Алина убрала бумаги обратно. Медленно. Осторожно.
— Я передам Павлу, что у вас документы в порядке. Думаю, лучше вам будет поговорить лично.
— Не думаю. Моя последняя беседа с ним закончилась, когда он пытался вынести кресло и при этом умудрился застрять в дверном проёме. Слишком символично, чтоб повторять.
Алина встала. Подошла к выходу, остановилась.
— Катя… — Она повернулась. — Он правда считает, что ты всё это заслужила.
Катя вздёрнула бровь:
— А он считает, что заслужил меня. Что ж, у каждого — свои заблуждения.
Алина вышла. А Катя осталась стоять в коридоре, с тем самым видом, когда всё внутри горит, но ты не орёшь — потому что у тебя в руках документы, а не нож.
Телефон зазвонил. На экране — «Елена Викторовна».
— Ну что, Катюша? — голос адвоката был бодр и сух, как шампанское без пузырьков. — Готовимся к войне?
— Не-а, Лена. Не к войне. К победе.
Павел появился, как комар в июле: когда не ждали и уж точно не хотели видеть. Приехал к дому на новеньком «Туареге», в костюме от какого-то модельера, которого Катя вряд ли выговорила бы с первого раза. Хотя когда-то она гладила ему рубашки — и знала точно, где у него растянута петля и подмышка чуть предательски потеет.
Он поднялся на этаж и постучал. Не позвонил, не написал, не объявился заранее — нет, всё как он любит: вторгаться без спроса и делать вид, будто так и надо.
Катя открыла дверь на цепочке. Без макияжа, в тонком халате на голое тело. Волосы слегка растрёпаны, губы — после бокала вина, который она себе налила, чтоб уснуть, а уснуть не получилось.
— Здравствуй, Катюша, — сказал Павел, как будто они не разводились, а просто на два дня поехали в разные санатории.
— Привет. Память отшибло? У нас не приёмный день.
— Я хочу поговорить. Без адвокатов. Без бумажек. Без этой комедии.
Катя посмотрела сквозь щель.
— Это ты называешь комедией? Дорогой, это драма. И ты в ней — жалкий второй план. Ладно, заходи. Только предупреждаю — у меня в ванной мужик. Правда, из керамики, но смотрит осуждающе.
Павел прошёл.
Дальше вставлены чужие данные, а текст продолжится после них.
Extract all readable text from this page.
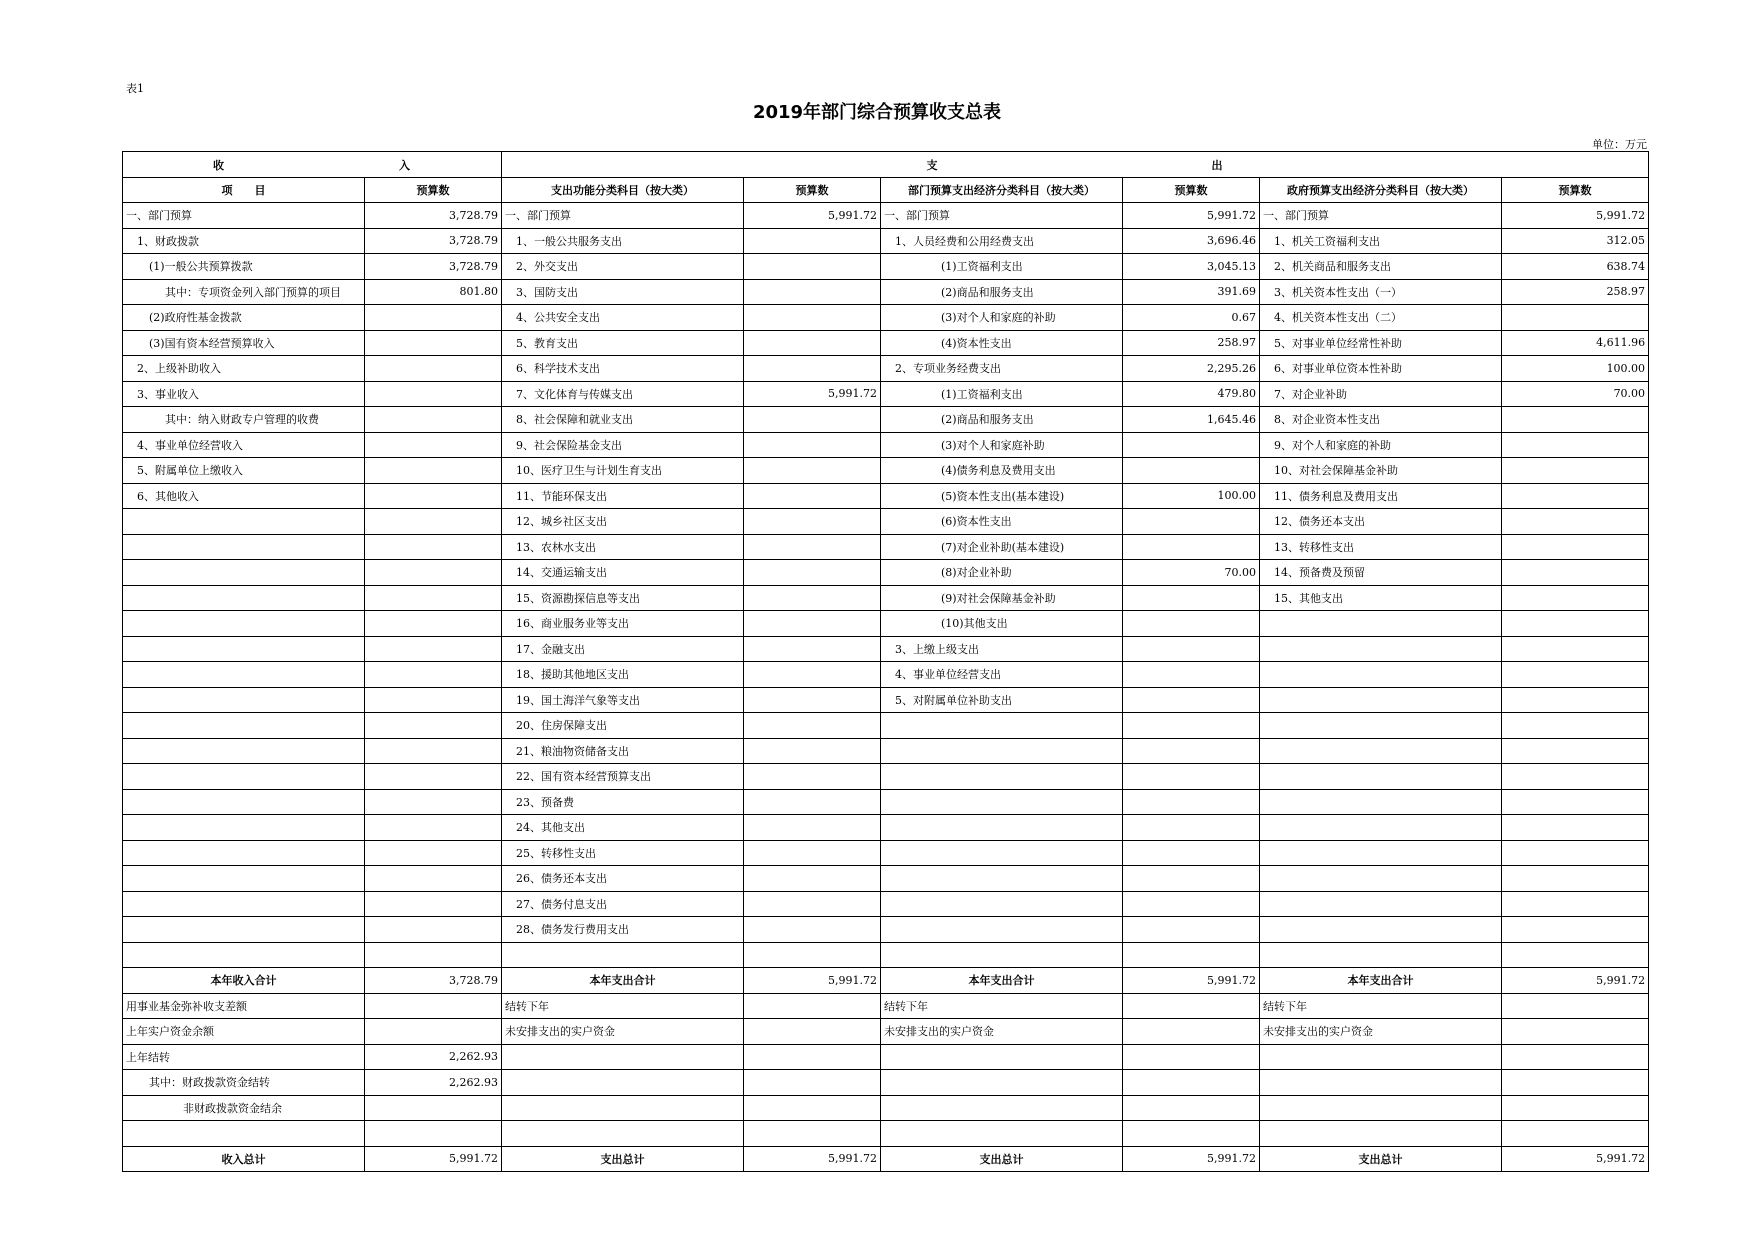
表1
2019年部门综合预算收支总表
单位：万元
收 入		支 出					

项　　目	预算数	支出功能分类科目（按大类）	预算数	部门预算支出经济分类科目（按大类）	预算数	政府预算支出经济分类科目（按大类）	预算数
一、部门预算	3,728.79	一、部门预算	5,991.72	一、部门预算	5,991.72	一、部门预算	5,991.72
1、财政拨款	3,728.79	1、一般公共服务支出		1、人员经费和公用经费支出	3,696.46	1、机关工资福利支出	312.05
(1)一般公共预算拨款	3,728.79	2、外交支出		(1)工资福利支出	3,045.13	2、机关商品和服务支出	638.74
其中：专项资金列入部门预算的项目	801.80	3、国防支出		(2)商品和服务支出	391.69	3、机关资本性支出（一）	258.97
(2)政府性基金拨款		4、公共安全支出		(3)对个人和家庭的补助	0.67	4、机关资本性支出（二）	
(3)国有资本经营预算收入		5、教育支出		(4)资本性支出	258.97	5、对事业单位经常性补助	4,611.96
2、上级补助收入		6、科学技术支出		2、专项业务经费支出	2,295.26	6、对事业单位资本性补助	100.00
3、事业收入		7、文化体育与传媒支出	5,991.72	(1)工资福利支出	479.80	7、对企业补助	70.00
其中：纳入财政专户管理的收费		8、社会保障和就业支出		(2)商品和服务支出	1,645.46	8、对企业资本性支出	
4、事业单位经营收入		9、社会保险基金支出		(3)对个人和家庭补助		9、对个人和家庭的补助	
5、附属单位上缴收入		10、医疗卫生与计划生育支出		(4)债务利息及费用支出		10、对社会保障基金补助	
6、其他收入		11、节能环保支出		(5)资本性支出(基本建设)	100.00	11、债务利息及费用支出	
		12、城乡社区支出		(6)资本性支出		12、债务还本支出	
		13、农林水支出		(7)对企业补助(基本建设)		13、转移性支出	
		14、交通运输支出		(8)对企业补助	70.00	14、预备费及预留	
		15、资源勘探信息等支出		(9)对社会保障基金补助		15、其他支出	
		16、商业服务业等支出		(10)其他支出			
		17、金融支出		3、上缴上级支出			
		18、援助其他地区支出		4、事业单位经营支出			
		19、国土海洋气象等支出		5、对附属单位补助支出			
		20、住房保障支出					
		21、粮油物资储备支出					
		22、国有资本经营预算支出					
		23、预备费					
		24、其他支出					
		25、转移性支出					
		26、债务还本支出					
		27、债务付息支出					
		28、债务发行费用支出					

本年收入合计	3,728.79	本年支出合计	5,991.72	本年支出合计	5,991.72	本年支出合计	5,991.72
用事业基金弥补收支差额		结转下年		结转下年		结转下年	
上年实户资金余额		未安排支出的实户资金		未安排支出的实户资金		未安排支出的实户资金	
上年结转	2,262.93						
其中：财政拨款资金结转	2,262.93						
非财政拨款资金结余							

收入总计	5,991.72	支出总计	5,991.72	支出总计	5,991.72	支出总计	5,991.72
Улыбнулся. Осмотрелся — как будто дом ему всё ещё принадлежит. Как будто она ему всё ещё принадлежит.
— Ты не изменилась, — сказал он, проходя в гостиную.
— Да, у меня нет функции «обновить до версии “Наивная 2.0”».
Катя прошла на кухню, взяла два бокала.
Она налила. Поставила перед ним бокал, села напротив. Халат распахнулся чуть больше, чем стоило бы, но она не поправила — пусть смотрит. Пусть видит, что потерял. Что уже не его. И никогда не будет.
— Я не хотел, чтобы всё закончилось так, — сказал он, глядя в бокал.
— Правда? А ты как хотел? Чтобы я, увидев тебя с Алиной, предложила ей дружбу и место в гардеробе?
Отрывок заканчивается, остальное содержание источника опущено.